SAWT BEIRUT INTERNATIONAL

| 20 April 2024, Saturday |

Belarus President Lukashenko blocks newspaper that covered protests, detains editor

Nasha Niva newspaper’s website, one of Belarus’s oldest, covered protests against Belarusian President Alexander Lukashenko last summer, was blocked, and the editor’s wife said her husband had been taken away for questioning.

Authorities in the ex-Soviet country, which is in the throes of a months-long crackdown on dissent, said it had barred access to Nasha Niva over accusations it had published illegal content.

“The information ministry made a decision to restrict access to the internet resource nn.by,” it said in a statement.

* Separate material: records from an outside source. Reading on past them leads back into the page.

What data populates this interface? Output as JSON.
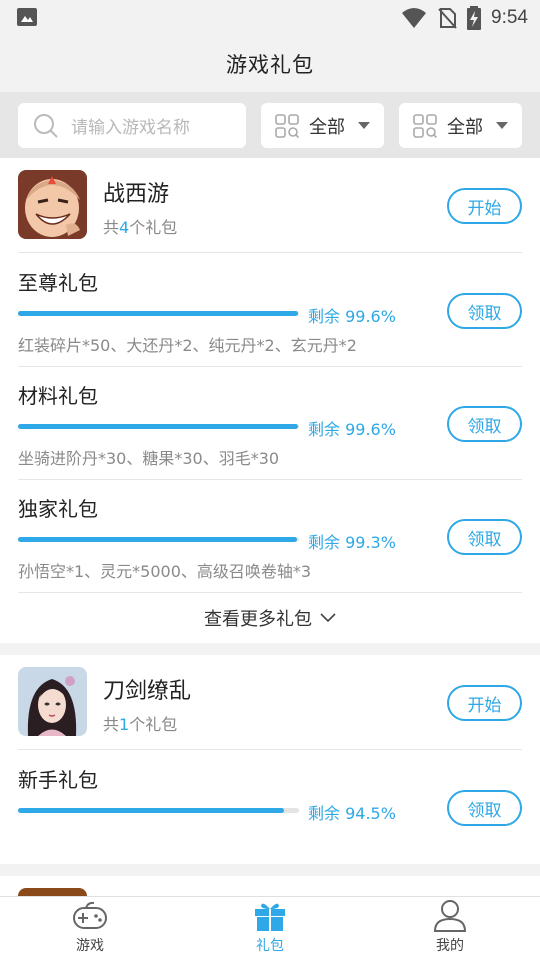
{
  "status_bar": {
    "time": "9:54"
  },
  "header": {
    "title": "游戏礼包"
  },
  "filters": {
    "search_placeholder": "请输入游戏名称",
    "filter1_label": "全部",
    "filter2_label": "全部"
  },
  "games": [
    {
      "name": "战西游",
      "count_prefix": "共",
      "count": "4",
      "count_suffix": "个礼包",
      "start_label": "开始",
      "packs": [
        {
          "name": "至尊礼包",
          "remaining": "剩余 99.6%",
          "remaining_fraction": 0.996,
          "contents": "红装碎片*50、大还丹*2、纯元丹*2、玄元丹*2",
          "claim_label": "领取"
        },
        {
          "name": "材料礼包",
          "remaining": "剩余 99.6%",
          "remaining_fraction": 0.996,
          "contents": "坐骑进阶丹*30、糖果*30、羽毛*30",
          "claim_label": "领取"
        },
        {
          "name": "独家礼包",
          "remaining": "剩余 99.3%",
          "remaining_fraction": 0.993,
          "contents": "孙悟空*1、灵元*5000、高级召唤卷轴*3",
          "claim_label": "领取"
        }
      ],
      "more_label": "查看更多礼包"
    },
    {
      "name": "刀剑缭乱",
      "count_prefix": "共",
      "count": "1",
      "count_suffix": "个礼包",
      "start_label": "开始",
      "packs": [
        {
          "name": "新手礼包",
          "remaining": "剩余 94.5%",
          "remaining_fraction": 0.945,
          "claim_label": "领取"
        }
      ]
    }
  ],
  "tabbar": {
    "items": [
      {
        "label": "游戏",
        "icon": "gamepad-icon",
        "active": false
      },
      {
        "label": "礼包",
        "icon": "gift-icon",
        "active": true
      },
      {
        "label": "我的",
        "icon": "person-icon",
        "active": false
      }
    ]
  },
  "colors": {
    "accent": "#2ea8e6",
    "background": "#f2f2f2"
  }
}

Nasha Niva reported on social media that it had lost contact with several employees, including its editor-in-chief, Yegor Martinovich. His wife confirmed on Facebook Thursday morning that he had been detained.

Citing eyewitnesses, the Viasna rights group reported security officials had entered the publication’s editorial offices.

Separately, the Belarusian Association of Journalists reported that the editor-in-chief of another independent news site, orsha.eu had been detained and that an outlet which covers the IT sector had also been blocked.

The move to bar access to Nasha Niva is part of a broad crackdown in the wake of historic opposition protests last year.

Journalists who covered the mass demonstrations have come under mounting pressure in recent months, with several receiving long jail terms.

Popular news website Tut.by was blocked in May and several of its employees arrested on tax evasion charges.

Alexander Lukashenko, the long-serving authoritarian leader who sparked the rallies by claiming a sixth presidential term, has drawn scorn from the West whose leaders say the vote was not free or fair.

A leading opposition figure in Belarus, Viktor Babaryko, who was considered one of Lukashenko’s strongest opponents in the elections, was jailed for 14 years this week on contested fraud charges.

Western nations have slapped a slew of sanctions on Lukashenko and his regime but they appear to have had limited effect as Belarus maintains backing from key ally and creditor Russia.